Kanada dan AS semakin mendekati kesepakatan perdagangan bilateral setelah Presiden Donald Trump menunda tarif 50% yang direncanakan terhadap ekspor Kanada senilai sekitar $20,2 miliar. Penundaan tersebut, diumumkan pada 19 Agustus, memberi waktu kepada negosiator hingga 22 Agustus untuk menyelesaikan kesepakatan.
Perdana Menteri Kanada Mark Carney kini berusaha menjual kepada negaranya kesepakatan yang akan mempertahankan sebagian tarif AS tetapi secara signifikan mengurangi yang lain, dengan menggambarkan kesepakatan ini sebagai harga bagi stabilitas ekonomi jangka panjang. Ini adalah ajakan yang sulit di negara di mana jajak pendapat menunjukkan bahwa pemilih tidak bersedia membuat konsesi kepada Washington.
Apa yang ada di meja
Perjanjian sementara dilaporkan mencakup pengurangan tarif AS atas baja dan aluminium dari 50% menjadi 25%. Tarif otomotif untuk konten non-AS akan turun dari 25% menjadi 15%.
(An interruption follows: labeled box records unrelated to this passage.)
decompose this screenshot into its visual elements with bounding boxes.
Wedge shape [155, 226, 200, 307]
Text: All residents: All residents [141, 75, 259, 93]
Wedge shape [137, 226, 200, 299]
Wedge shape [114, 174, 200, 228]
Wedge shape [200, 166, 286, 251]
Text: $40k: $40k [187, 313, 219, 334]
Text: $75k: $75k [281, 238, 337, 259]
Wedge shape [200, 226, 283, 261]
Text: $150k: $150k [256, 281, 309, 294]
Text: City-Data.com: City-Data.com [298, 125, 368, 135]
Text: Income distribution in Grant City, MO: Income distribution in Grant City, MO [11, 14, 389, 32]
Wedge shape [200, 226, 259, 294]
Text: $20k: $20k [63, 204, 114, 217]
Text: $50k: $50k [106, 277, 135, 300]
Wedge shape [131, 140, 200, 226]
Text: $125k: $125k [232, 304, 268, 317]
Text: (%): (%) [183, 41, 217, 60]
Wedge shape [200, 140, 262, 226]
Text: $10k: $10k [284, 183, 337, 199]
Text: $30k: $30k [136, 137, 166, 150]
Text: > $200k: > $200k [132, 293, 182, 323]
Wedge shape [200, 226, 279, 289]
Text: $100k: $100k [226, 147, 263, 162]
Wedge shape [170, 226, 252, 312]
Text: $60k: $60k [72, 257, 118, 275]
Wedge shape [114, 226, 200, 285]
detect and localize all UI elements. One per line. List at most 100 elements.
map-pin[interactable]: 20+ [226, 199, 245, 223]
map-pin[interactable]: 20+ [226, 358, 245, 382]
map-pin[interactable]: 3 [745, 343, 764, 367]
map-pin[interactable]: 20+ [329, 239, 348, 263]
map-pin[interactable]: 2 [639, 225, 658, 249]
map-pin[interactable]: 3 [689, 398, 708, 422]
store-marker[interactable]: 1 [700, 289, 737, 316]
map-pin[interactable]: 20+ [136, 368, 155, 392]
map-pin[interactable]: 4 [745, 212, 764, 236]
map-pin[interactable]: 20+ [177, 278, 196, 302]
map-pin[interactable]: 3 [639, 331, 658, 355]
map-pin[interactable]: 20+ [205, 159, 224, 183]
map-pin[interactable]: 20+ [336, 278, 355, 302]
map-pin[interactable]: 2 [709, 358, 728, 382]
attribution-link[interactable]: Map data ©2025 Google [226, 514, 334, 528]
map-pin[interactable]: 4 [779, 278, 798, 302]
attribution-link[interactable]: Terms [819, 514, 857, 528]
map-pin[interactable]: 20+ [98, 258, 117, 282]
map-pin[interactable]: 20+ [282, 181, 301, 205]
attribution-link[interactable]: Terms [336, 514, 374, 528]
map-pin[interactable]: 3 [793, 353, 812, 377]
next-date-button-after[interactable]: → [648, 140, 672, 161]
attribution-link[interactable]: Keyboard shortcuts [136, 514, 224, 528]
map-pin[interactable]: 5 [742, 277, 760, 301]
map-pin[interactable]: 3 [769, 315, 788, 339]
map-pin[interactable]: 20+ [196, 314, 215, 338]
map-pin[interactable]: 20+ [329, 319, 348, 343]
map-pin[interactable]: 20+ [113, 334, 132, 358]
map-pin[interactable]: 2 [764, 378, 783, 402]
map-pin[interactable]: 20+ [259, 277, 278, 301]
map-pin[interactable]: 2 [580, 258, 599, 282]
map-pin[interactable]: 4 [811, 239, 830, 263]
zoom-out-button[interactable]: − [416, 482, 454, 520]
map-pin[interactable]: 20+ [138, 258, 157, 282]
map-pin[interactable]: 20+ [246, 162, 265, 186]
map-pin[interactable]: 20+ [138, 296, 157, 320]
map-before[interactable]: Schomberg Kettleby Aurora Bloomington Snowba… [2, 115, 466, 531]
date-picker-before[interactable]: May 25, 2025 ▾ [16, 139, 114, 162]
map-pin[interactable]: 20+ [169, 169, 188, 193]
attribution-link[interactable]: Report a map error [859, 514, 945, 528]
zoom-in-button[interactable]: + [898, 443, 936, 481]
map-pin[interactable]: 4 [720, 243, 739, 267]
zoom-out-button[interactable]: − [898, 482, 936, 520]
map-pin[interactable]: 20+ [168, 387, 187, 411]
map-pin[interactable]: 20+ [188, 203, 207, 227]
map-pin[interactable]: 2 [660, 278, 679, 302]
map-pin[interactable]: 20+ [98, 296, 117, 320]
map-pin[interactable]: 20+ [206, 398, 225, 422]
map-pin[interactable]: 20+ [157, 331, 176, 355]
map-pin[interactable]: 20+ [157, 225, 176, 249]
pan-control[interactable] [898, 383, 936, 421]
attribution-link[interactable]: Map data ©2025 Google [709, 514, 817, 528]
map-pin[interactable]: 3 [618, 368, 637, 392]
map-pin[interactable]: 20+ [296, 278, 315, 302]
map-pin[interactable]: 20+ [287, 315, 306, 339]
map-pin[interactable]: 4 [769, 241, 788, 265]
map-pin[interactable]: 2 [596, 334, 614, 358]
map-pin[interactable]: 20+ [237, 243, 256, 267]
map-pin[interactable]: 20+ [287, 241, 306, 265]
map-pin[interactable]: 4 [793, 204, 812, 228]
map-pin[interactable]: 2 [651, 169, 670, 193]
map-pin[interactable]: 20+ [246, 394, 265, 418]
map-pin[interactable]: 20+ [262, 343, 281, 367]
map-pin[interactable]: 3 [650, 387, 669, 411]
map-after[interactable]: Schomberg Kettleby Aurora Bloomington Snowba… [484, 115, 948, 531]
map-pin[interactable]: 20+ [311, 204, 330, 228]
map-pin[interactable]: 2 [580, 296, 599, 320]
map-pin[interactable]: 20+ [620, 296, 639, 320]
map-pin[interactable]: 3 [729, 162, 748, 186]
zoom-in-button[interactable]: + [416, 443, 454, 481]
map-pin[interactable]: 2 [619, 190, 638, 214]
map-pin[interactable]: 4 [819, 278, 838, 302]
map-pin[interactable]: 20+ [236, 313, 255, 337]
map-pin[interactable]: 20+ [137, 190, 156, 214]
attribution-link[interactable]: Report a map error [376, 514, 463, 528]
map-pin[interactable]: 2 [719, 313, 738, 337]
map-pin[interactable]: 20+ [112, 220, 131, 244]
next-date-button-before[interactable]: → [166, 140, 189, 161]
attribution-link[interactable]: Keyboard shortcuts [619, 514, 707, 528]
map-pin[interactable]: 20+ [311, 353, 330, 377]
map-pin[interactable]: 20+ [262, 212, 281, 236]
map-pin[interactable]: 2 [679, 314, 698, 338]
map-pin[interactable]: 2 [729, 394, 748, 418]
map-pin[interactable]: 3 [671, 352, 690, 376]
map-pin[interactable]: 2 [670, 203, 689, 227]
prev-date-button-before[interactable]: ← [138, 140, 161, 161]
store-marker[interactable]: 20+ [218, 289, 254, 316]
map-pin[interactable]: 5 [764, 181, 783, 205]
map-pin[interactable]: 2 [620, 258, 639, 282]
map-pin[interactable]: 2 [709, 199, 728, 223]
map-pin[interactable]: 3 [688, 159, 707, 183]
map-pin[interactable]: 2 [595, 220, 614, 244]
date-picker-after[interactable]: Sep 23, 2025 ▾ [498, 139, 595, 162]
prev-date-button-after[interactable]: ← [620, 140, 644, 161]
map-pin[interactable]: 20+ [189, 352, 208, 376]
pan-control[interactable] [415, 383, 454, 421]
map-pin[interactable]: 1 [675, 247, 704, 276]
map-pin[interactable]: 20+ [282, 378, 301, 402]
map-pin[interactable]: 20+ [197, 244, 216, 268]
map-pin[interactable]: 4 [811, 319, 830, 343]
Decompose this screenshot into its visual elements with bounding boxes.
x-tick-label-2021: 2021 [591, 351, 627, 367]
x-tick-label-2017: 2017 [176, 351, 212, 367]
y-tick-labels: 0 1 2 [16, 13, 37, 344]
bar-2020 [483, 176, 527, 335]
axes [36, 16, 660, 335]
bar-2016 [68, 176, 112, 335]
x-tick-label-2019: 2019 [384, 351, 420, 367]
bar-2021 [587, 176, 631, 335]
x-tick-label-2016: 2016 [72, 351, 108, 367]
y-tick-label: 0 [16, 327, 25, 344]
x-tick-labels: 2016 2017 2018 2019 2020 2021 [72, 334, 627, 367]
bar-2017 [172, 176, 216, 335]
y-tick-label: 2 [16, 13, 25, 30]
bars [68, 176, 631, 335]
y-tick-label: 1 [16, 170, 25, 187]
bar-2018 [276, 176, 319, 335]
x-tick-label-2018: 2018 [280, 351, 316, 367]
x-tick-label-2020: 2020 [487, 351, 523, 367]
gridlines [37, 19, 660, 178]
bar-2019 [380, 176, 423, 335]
Ekspor di bawah ancaman tarif mencakup elektronik, mesin, perabot rumah, dan produk susu.
Negosiasi dipimpin oleh Menteri Perdagangan Kanada Dominic LeBlanc dan Perwakilan Perdagangan AS Jamieson Greer, dengan pembahasan berfokus pada sektor-sektor yang paling banyak menimbulkan ketegangan: otomotif, baja, aluminium, produk susu, dan distribusi alkohol.
Carney memberitahu para gubernur provinsi Kanada pada 19 Agustus sambil pembicaraan berlanjut, menandakan bahwa pemerintah federal ingin para pemimpin provinsi mendukung sebelum pengumuman resmi. Kelompok industri di seluruh negeri memantau dengan cermat, terutama yang memiliki rantai pasokan yang melintasi perbatasan beberapa kali sebelum produk mencapai konsumen.
Gambaran yang lebih besar
Perjanjian ini, jika disepakati, akan menjadi sebagian penyesuaian ulang hubungan perdagangan Kanada-AS yang telah fluktuatif sejak 2025. Carney memenangkan pemilihannya sebagian berkat janji bahwa ia dapat mengelola rezim tarif era Trump lebih efektif daripada para pendahulunya. Beberapa putaran negosiasi telah mengikuti, masing-masing menghasilkan kemajuan bertahap tetapi tanpa penyelesaian komprehensif.
Lebih dari 85% perdagangan Kanada-AS bebas tarif berdasarkan komitmen USMCA (dikenal sebagai CUSMA di Kanada). Perselisihan selalu berkaitan dengan sektor-sektor tertentu di mana tarif masih berlaku dan tekanan politik di kedua sisi membuat kompromi sulit dicapai.
Bagi Carney, tantangannya adalah menyusun kesepakatan yang menjadikan tarif berkelanjutan sebagai kemenangan. Argumennya berpusat pada kepastian: bisnis dapat merencanakan strategi menghadapi tarif baja 25%, tetapi tidak dapat merencanakan kemungkinan tarif naik menjadi 50% dengan pemberitahuan hanya tiga hari sebelumnya.
Apa artinya ini bagi pasar dan rantai pasokan
Sektor otomotif adalah penerima manfaat paling jelas jika kesepakatan ini ditutup. Pengurangan dari 25% menjadi 15% pada konten non-AS mengubah perhitungan bagi produsen dengan rantai pasokan Amerika Utara yang terintegrasi. Suku cadang yang melintasi perbatasan beberapa kali selama produksi mengakumulasi biaya tarif pada setiap tahap, sehingga bahkan pengurangan 10 poin persentase menghasilkan penghematan yang signifikan.
Produsen baja dan aluminium di kedua sisi menghadapi hasil yang lebih campur aduk. Tarif 25% masih signifikan, tetapi alternatifnya—pajak 50%—akan benar-benar mengganggu produsen Kanada yang bergantung pada permintaan AS.
Batas waktu 22 Agustus meninggalkan hampir tidak ada margin untuk komplikasi mendadak. Kuota susu, perhitungan aturan asal untuk suku cadang mobil, dan peraturan alkohol provinsi adalah di antara isu-isu yang bisa menjadi titik perselisihan sebelum waktu habis.